After the 2011 protests, Kejriwal tried to work outside politics and alongside social activist Anna Hazare, whose protest fasts sparked a nascent movement against corruption. But when lawmakers failed to enact the proposed bill, Kejriwal decided to build a party. He tapped into India’s rising middle class and disenchanted poor who know the world’s second most-populous nation can succeed only with better governance.
“It is not me who will be the chief minister,” he said this week. “It will be Delhi’s common man who will be the chief minister. Alone I cannot do anything.”

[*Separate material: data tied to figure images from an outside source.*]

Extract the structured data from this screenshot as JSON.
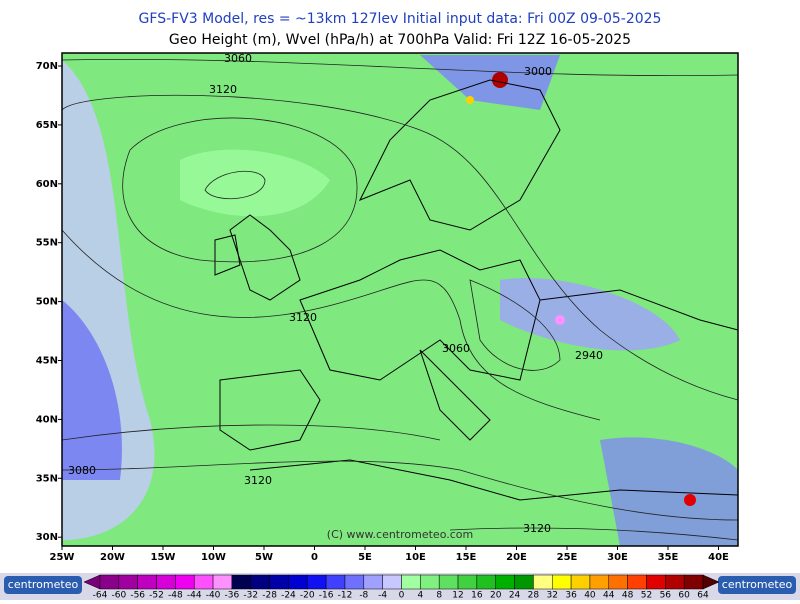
{
  "header": {
    "line1": "GFS-FV3 Model, res = ~13km 127lev   Initial input data: Fri 00Z 09-05-2025",
    "line2": "Geo Height (m), Wvel (hPa/h) at 700hPa  Valid: Fri 12Z 16-05-2025"
  },
  "axes": {
    "lat_labels": [
      "70N",
      "65N",
      "60N",
      "55N",
      "50N",
      "45N",
      "40N",
      "35N",
      "30N"
    ],
    "lon_labels": [
      "25W",
      "20W",
      "15W",
      "10W",
      "5W",
      "0",
      "5E",
      "10E",
      "15E",
      "20E",
      "25E",
      "30E",
      "35E",
      "40E"
    ]
  },
  "contour_labels": [
    "3060",
    "3120",
    "3000",
    "3120",
    "3060",
    "2940",
    "3080",
    "3120",
    "3120"
  ],
  "copyright": "(C) www.centrometeo.com",
  "logo": "centrometeo",
  "colorbar": {
    "labels": [
      "-64",
      "-60",
      "-56",
      "-52",
      "-48",
      "-44",
      "-40",
      "-36",
      "-32",
      "-28",
      "-24",
      "-20",
      "-16",
      "-12",
      "-8",
      "-4",
      "0",
      "4",
      "8",
      "12",
      "16",
      "20",
      "24",
      "28",
      "32",
      "36",
      "40",
      "44",
      "48",
      "52",
      "56",
      "60",
      "64"
    ],
    "colors": [
      "#7a007a",
      "#8b008b",
      "#a000a0",
      "#c000c0",
      "#d800d8",
      "#f000f0",
      "#ff50ff",
      "#ff90ff",
      "#000050",
      "#000080",
      "#0000a8",
      "#0000d0",
      "#1010f0",
      "#4040ff",
      "#7070ff",
      "#a0a0ff",
      "#c8c8ff",
      "#a0ffa0",
      "#80f080",
      "#60e060",
      "#40d040",
      "#20c020",
      "#00b000",
      "#009800",
      "#ffff80",
      "#ffff00",
      "#ffd000",
      "#ffa000",
      "#ff7000",
      "#ff4000",
      "#e00000",
      "#b00000",
      "#800000",
      "#500000"
    ]
  }
}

He and his youthful cabinet began well by not residing in official mansions or being escorted by security caravans. As a former tax official, he has seen government close up. As a trained engineer, he plans to methodically root out graft.
He is up against a culture that often prevents the spread of local success stories. Still, after two decades of looser state controls over the economy and increased ties to the world, Indians may be ready to shed the stereotype of a country that runs on greasy palms and monied politics. The average age is in the mid-20s. Income per capita has doubled in the past decade.
Anti-corruption reform in India will still need private activists and a watchdog media. And the two major parties, Congress and the Hindu nationalist Bharatiya Janata Party, must adjust to this new popular sentiment.
If India can make this critical course correction, it just might serve as a model for China and similar nations and show that prosperity is best built on a foundation of openness, freedom, and honesty.